In the opening paragraph of his dissenting opinion Judge Bbeitel stated the point of division of the court (p. 346), as follows: “ The issues in this case, are whether a cause of action in so-called strict liability for an unreasonably dangerous condition in a defective product sounds in contract for breach of warranty or in tort, and whether the applicable Statute of Limitations runs from the sale and delivery of the defective product or the date of the injury to the plaintiff.” His persuasive argument in favor of the adoption of a cause of action founded on strict liability in tort did not sway the majority from their policy determination against accepting such a cause of action in New York. As we noted in Ibach v. Donaldson Serv. (38 A D 2d 39, 43), the Mendel decision has been subjected to considerable academic criticism. Nonetheless, it has established the law in New York that injured “ third-party strangers ” have only a cause of action in implied warranty and not one in strict tort liability.

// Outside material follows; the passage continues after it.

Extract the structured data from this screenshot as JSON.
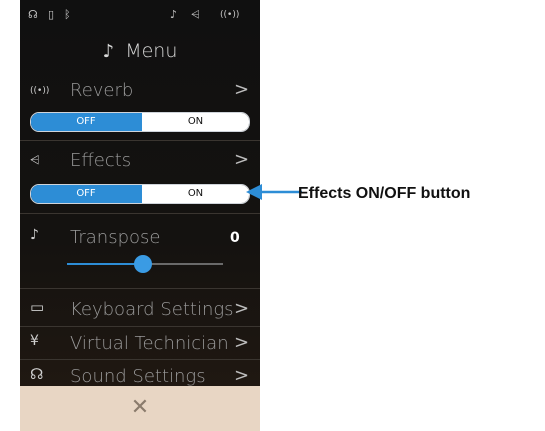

Had the Court of Appeals not recently spoken so directly on this subject, it might be open to our court to make the policy declaration which the majority have done. I would have no hesitancy in joining the court in a precatory statement that we should like the Court of Appeals or the Legislature to adopt a cause of action in strict tort liability. As a jurist on an intermediate court, however, I cannot bring myself to declare to be the law that which the Court of Appeals has so recently refused to adopt.

Since the decision in this case is governed by the application of the extended doctrine of implied warranty, there is no occasion for our court to consider the rejected doctrine of strict tort liability; and since our decision is controlled by the former, this is not a case for presenting to the Court of Appeals the matter of reconsidering its holding in Mendel.

Because of this recent pronouncement by the Court of Appeals in Mendel {supra) that injured “ third-party strangers ” have only a cause of action in implied warranty and not in strict tort liability as that doctrine is recognized in other jurisdictions, I would rest the decision in this case solely on an extension of the doctrine of implied warranty and would refrain from any consideration of strict tort liability.

Del Vecchio, Cardamone and Henry, JJ,, concur; Witmer, J., concurs in. a separate opinion.

Order reversed with costs and motion denied.